Outline the major afferent pain pathways.
Somatic pain is produced by activation of pain recep-tors in the periphery. There are two principal cutaneous nociceptors: high-threshold mechanoreceptors (HTMs) and polymodal nociceptors (PMNs). The HTMs respond to mechanical stimuli and have a receptive field of 1 cm2. PMNs respond to mechanical, thermal, and chemical irritants. HTM axons conduct via myelinated A delta fibers at a rate of 5‚Äď25 m/sec and transmit sharp pain with a rapid onset. PMN axons conduct via unmyelinated C fibers at a rate of less than 2 m/sec and convey dull aching pain with a slow onset (Figure 72.1). Pain from visceral origins is carried away from the organs by myelinated visceral B fibers.

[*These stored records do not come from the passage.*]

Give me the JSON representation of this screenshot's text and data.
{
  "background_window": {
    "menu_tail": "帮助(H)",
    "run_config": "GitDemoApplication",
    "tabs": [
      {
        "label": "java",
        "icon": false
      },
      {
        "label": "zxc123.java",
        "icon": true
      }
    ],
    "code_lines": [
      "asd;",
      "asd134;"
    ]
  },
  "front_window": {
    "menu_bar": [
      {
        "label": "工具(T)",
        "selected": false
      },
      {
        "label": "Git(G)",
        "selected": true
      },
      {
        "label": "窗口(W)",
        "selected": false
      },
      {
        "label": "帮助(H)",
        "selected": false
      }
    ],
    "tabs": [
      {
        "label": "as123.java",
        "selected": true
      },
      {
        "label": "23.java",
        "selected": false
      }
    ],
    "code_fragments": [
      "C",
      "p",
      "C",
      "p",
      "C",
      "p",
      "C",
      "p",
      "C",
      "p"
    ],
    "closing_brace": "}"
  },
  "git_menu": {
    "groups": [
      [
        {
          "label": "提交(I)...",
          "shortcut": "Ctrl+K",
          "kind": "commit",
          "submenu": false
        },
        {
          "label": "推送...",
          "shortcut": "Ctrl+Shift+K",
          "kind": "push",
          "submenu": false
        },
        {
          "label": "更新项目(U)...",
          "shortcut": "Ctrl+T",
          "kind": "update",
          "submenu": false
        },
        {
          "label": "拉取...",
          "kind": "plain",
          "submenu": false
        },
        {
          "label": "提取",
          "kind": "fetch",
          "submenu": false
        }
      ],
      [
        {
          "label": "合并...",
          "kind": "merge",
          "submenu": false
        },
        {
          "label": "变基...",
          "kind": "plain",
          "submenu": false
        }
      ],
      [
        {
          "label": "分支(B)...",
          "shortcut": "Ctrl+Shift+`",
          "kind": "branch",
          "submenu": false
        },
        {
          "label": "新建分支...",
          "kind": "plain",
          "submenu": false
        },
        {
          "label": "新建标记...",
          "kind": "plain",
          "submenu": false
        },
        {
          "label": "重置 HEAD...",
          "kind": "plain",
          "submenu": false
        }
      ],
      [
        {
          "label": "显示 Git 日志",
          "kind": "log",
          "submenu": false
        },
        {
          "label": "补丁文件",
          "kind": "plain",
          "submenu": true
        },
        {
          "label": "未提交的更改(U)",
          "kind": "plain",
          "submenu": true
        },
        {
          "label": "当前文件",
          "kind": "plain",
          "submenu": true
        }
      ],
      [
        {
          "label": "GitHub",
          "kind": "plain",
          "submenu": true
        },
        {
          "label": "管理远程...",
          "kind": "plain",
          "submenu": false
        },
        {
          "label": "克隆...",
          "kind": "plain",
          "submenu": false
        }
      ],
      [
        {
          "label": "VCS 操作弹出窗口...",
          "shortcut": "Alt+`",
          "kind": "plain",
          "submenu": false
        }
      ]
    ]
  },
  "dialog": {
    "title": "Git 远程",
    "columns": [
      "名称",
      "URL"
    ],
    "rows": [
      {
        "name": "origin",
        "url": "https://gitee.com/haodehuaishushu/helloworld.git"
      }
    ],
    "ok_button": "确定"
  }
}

These nerves enter the dorsal horn of the spinal cord and terminate in different laminae, which were designated histologically by Rexed. A delta and C fibers synapse with wide dynamic range neurons (activated by tactile or noxious stimuli) in lamina V and nociceptive-specific neurons in lamina I. Both types of fibers send branches into the substantia gelatinosa (laminae II and III), whose inhibitor interneurons modulate perceived nociception.
The axons of the neurons originating in laminae V and I cross over to the opposite ventrolateral funiculus of the spinal cord and ascend as the lateral spinothalamic tract. Some axons terminate in the ventropostero-lateral nucleus of the thalamus (neospinothalamic tract), where they synapse with neurons that project to the somatosensory cortex. These neurons are associated with discrimination (location, duration, and intensity) of pain. Other axons project to the medial thalamic nuclei as well as the medulla, pons, midbrain, and hypothalamus (paleo-spinothalamic tract) and are associated with emotional aspects of pain.